Hill’s Number 1 Law of Match-Fixing

It is simple.

It is not about education.

It is not about morality.

It is not about culture.

Here is the key intellectual point in understanding, predicting and stopping the current wave of match-fixing cases around the world.

There are two competitive markets in current sport.

The first is the normal sports market that usually pays the players/referees very badly for doing their jobs well.

The second is the fixing market that pays the players/referees very well for doing their jobs badly.

The greater the discrepancy between these two markets; the greater the danger of fixing.

Academics often like to assign a Greek numeral for a value.  (Normal people can skip over this).   Let us say that Ø is the difference between the amount of money bet on a game and the relative salary of a player/referee.  The higher the value of Ø, the more likely there will be fixing.


There is much to discuss around this idea. Indeed, I go on for two-hundred-and-sixty pages in the new book – The Insider’s Guide to Match-Fixing in Football – with various themes and subjects.   However, to kick-off the discussion on this blog let us make the following comments:

1)    There will always be ‘normal’ fixing.   There has been corruption in sports since the ancient Olympics.  Hill’s No. 1 Law (there are others) illustrates only the new wave of fixing where globalization has hit sports corruption.

2)    There will always be idiots.   There will always be a small number of athletes who no matter how much you pay them will fix.  However, the key to reducing fixing is to pay the ‘normal’ athlete as fairly as possible.

3)    This does not mean that it is only lower leagues that are in danger of match- fixing.    If you have a league with a high-level of money in the gambling markets and players who are paid badly you have the perfect storm for fixing.

4)    Of course, the biggest tournaments – like the World Cup – where there are huge amounts of betting on each game (at times in the hundreds of millions of dollars) and many players who are not paid are the perfect targets for the fixers.
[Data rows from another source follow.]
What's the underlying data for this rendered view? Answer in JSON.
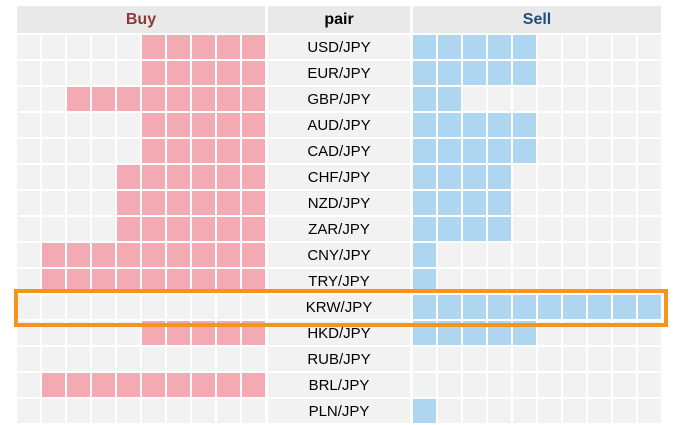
{
  "headers": {
    "buy": "Buy",
    "pair": "pair",
    "sell": "Sell"
  },
  "colors": {
    "buy_header": "#8b3a3a",
    "sell_header": "#1f4e79",
    "buy_fill": "#f4aab3",
    "sell_fill": "#aed6f1",
    "empty": "#f2f2f2",
    "highlight": "#f7941d"
  },
  "max_cells": 10,
  "highlighted_pair": "KRW/JPY",
  "rows": [
    {
      "pair": "USD/JPY",
      "buy": 5,
      "sell": 5
    },
    {
      "pair": "EUR/JPY",
      "buy": 5,
      "sell": 5
    },
    {
      "pair": "GBP/JPY",
      "buy": 8,
      "sell": 2
    },
    {
      "pair": "AUD/JPY",
      "buy": 5,
      "sell": 5
    },
    {
      "pair": "CAD/JPY",
      "buy": 5,
      "sell": 5
    },
    {
      "pair": "CHF/JPY",
      "buy": 6,
      "sell": 4
    },
    {
      "pair": "NZD/JPY",
      "buy": 6,
      "sell": 4
    },
    {
      "pair": "ZAR/JPY",
      "buy": 6,
      "sell": 4
    },
    {
      "pair": "CNY/JPY",
      "buy": 9,
      "sell": 1
    },
    {
      "pair": "TRY/JPY",
      "buy": 9,
      "sell": 1
    },
    {
      "pair": "KRW/JPY",
      "buy": 0,
      "sell": 10
    },
    {
      "pair": "HKD/JPY",
      "buy": 5,
      "sell": 5
    },
    {
      "pair": "RUB/JPY",
      "buy": 0,
      "sell": 0
    },
    {
      "pair": "BRL/JPY",
      "buy": 9,
      "sell": 0
    },
    {
      "pair": "PLN/JPY",
      "buy": 0,
      "sell": 1
    }
  ]
}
5)    Therefore, if you are a FIFA integrity officer your job should not only be ‘monitoring the gambling markets’ (almost impossible for a World Cup tournament – the amounts are so large) but ensuring that all the players/referees get properly paid.   This – by the way – does not mean giving the money to the usual President of an African Football Association to distribute to the players (it will only end up in some dodgy account).

6)    If you are in a league like Spain with a rapidly rising value of Ø – you are sailing into trouble.   All of Real Madrid and Barcelona matches are massive in the gambling markets.  However, they are sometimes playing teams where the players have not been paid for months.   Therefore, the value of Ø will be very high for those matches.   If you are a match-fixer, those are perfect opportunities. Who, after all, would suspect if a team if a poor team in Spain ‘lost’ to Real Madrid or Barcelona?   The gambling market would not reflect any unusual discrepancy.
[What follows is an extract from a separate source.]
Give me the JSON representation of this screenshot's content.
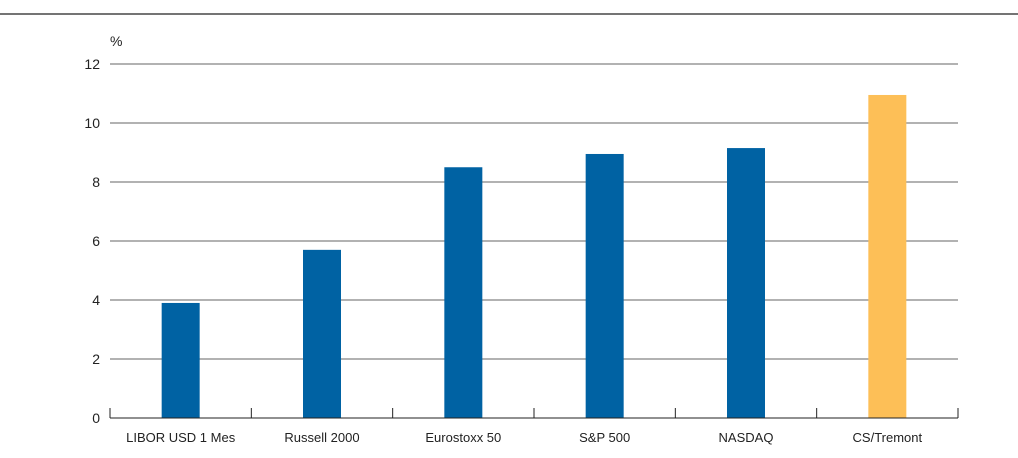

7)    As always – Turkey, Italy and most Asian leagues are now dead men walking.  They pay their players so badly, the gambling markets are so large and the corruption is so endemic that you cannot take their domestic football seriously.

8)    The main protection of the upcoming Winter Olympics is the relative low amount of gambling on sports like bob-sledding, biathlon and figure skating.  It is not because those athletes are inherently more honest than a footballer or come from countries that are more ‘honest’.   Once the gambling market discovers the joys of those sports, the value of Ø will rise and there will be fixes.